Located just above the place de Jeu de Balle in the heart of the Marolles area, this café is a local institution—legend has it that residents would come to fill their buckets full of hot water in times of need, hence the name. In 2014, its closure was imminent, but locals stepped in and reopened it as a social cooperative with an organic canteen dishing up hearty lunches and a dish of the day (11–4). It also boasts a well-curated list of bottled beers (many of them organic) from lesser-known artisanal Belgian breweries.

Rue des Renards 25, Brussels, Brussels Capital, 1000, Belgium
02-213–9159
Known For
  • a genuine local spirit, and some fierce political debate (on the right night)
  • organic vegetarian cooking
  • sustainable produce sourced locally
Restaurants Details
Rate Includes: Closed Mon., Reservations not accepted

Liu Lin

$$ | Upper Town

The definition of on-trend Brussels dining. It's not flashy, it's not too expensive, but this Taiwanese-inspired, plant-based street food restaurant, run by a pair of sisters, has certainly captured a mood. It's always packed with mostly younger diners, huddled over their noodle soups, coconut curries, and rice bowls of crispy "chicken," bright lights bouncing off the plain white interior.   

Rue Haute 20, Brussels, Brussels Capital, 1000, Belgium
02-455--0830
Known For
  • plant-based vegan dining with good flavors
  • there's no alcohol—you grab cans of pop from the fridge
  • the noodle soups are perfect for a winter's day
Restaurants Details
Rate Includes: Closed Mon. and Tues.

Lola

$$$ | Upper Town

In and among the pricey antiques and jewelry shops of the Sablon, you'll find a fair amount of stylish dining. Among these establishments comfortably snuggles Lola, an undeniably charming brasserie of black-leather booths and a bar counter for those grabbing a quick lunch. The menu is rotundly French but with a small exclave of Belgian and house dishes, such as cod and peeled gray shrimp or Holstein carpaccio. 

Pl. du Grand Sablon 33, Brussels, Brussels Capital, Belgium
02-514--2460
Known For
  • a bright and breezy lunch or dinner
  • there's a small terrace to sit outside and watch folks go by
  • the wine list is pretty darn good

Wine Bar des Marolles

$$$ | Upper Town

Despite its name, this is not really a wine bar (though they run a roof terrace in summer where you can go for a drink) and it's just on the edge of the Marolles. Owners Vincent Thomaes and Joël Vandenhoudt relocated to rue Haute from Sablon in 2013, back when this was a popular bar.

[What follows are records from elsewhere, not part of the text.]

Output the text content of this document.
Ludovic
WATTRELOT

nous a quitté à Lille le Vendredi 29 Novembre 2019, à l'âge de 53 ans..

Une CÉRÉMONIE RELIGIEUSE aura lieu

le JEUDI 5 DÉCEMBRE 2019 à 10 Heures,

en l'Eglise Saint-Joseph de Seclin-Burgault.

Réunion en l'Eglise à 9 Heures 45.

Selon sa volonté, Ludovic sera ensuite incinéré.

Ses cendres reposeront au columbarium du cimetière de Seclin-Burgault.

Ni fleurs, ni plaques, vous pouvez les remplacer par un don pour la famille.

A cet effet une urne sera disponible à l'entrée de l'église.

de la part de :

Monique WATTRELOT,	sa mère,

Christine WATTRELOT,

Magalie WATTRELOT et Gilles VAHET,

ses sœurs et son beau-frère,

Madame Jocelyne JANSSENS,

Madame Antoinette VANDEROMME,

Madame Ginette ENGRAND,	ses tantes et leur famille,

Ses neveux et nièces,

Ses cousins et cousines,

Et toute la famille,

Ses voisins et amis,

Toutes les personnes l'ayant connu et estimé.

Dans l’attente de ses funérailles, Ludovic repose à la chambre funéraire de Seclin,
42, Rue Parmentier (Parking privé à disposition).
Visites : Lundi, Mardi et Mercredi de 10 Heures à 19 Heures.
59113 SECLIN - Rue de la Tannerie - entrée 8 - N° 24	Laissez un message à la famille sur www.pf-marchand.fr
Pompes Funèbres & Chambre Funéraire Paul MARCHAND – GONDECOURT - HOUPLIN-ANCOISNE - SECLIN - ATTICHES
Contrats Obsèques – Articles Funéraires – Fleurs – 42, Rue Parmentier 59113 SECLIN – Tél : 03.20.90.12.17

Since then, it's evolved into very much a grande-dame-style restaurant where haughty paintings hang in thick frames, the service is likeably fastidious, and wine is very much at the center of most meals. It's decadent in the best way possible, with an emphasis on classic French cooking and natural wines.

Rue Haute 198, Brussels, Brussels Capital, 1000, Belgium
0496-820--105
Known For
  • old-school French dining with a dash of elegance
  • the wine selection is always interesting and the sommelier knows his stuff
  • the rooftop is nice in summer

Wittamer

$$ | Upper Town

One of the grandes dames of Brussels's many excellent pastry shops has an attractive tearoom and terrace on the Sablon, which also serves breakfast and light lunches. The profiteroles and crème fraîche truffles are particularly tempting.

Pl. du Grand Sablon 12, Brussels, Brussels Capital, 1000, Belgium
02-512--3742
Known For
  • you come for the desserts—the rest is just the icing on the cake (so to speak)
  • a great coffee spot to watch life on the square go by
  • the chocolates make good souvenirs

Woodpecker

$ | Upper Town

Woodpecker cafés are strewn across the city, including a few kiosks (like this). But it's the setting that wins the day here. Sure, it does decent coffees, ice cream, and the odd burger, but you come to sit beneath the trees and watch locals shuffle by in one of Brussels' prettier parks. In the evening, the neighboring Radio Kiosk sees DJs and drinks flow.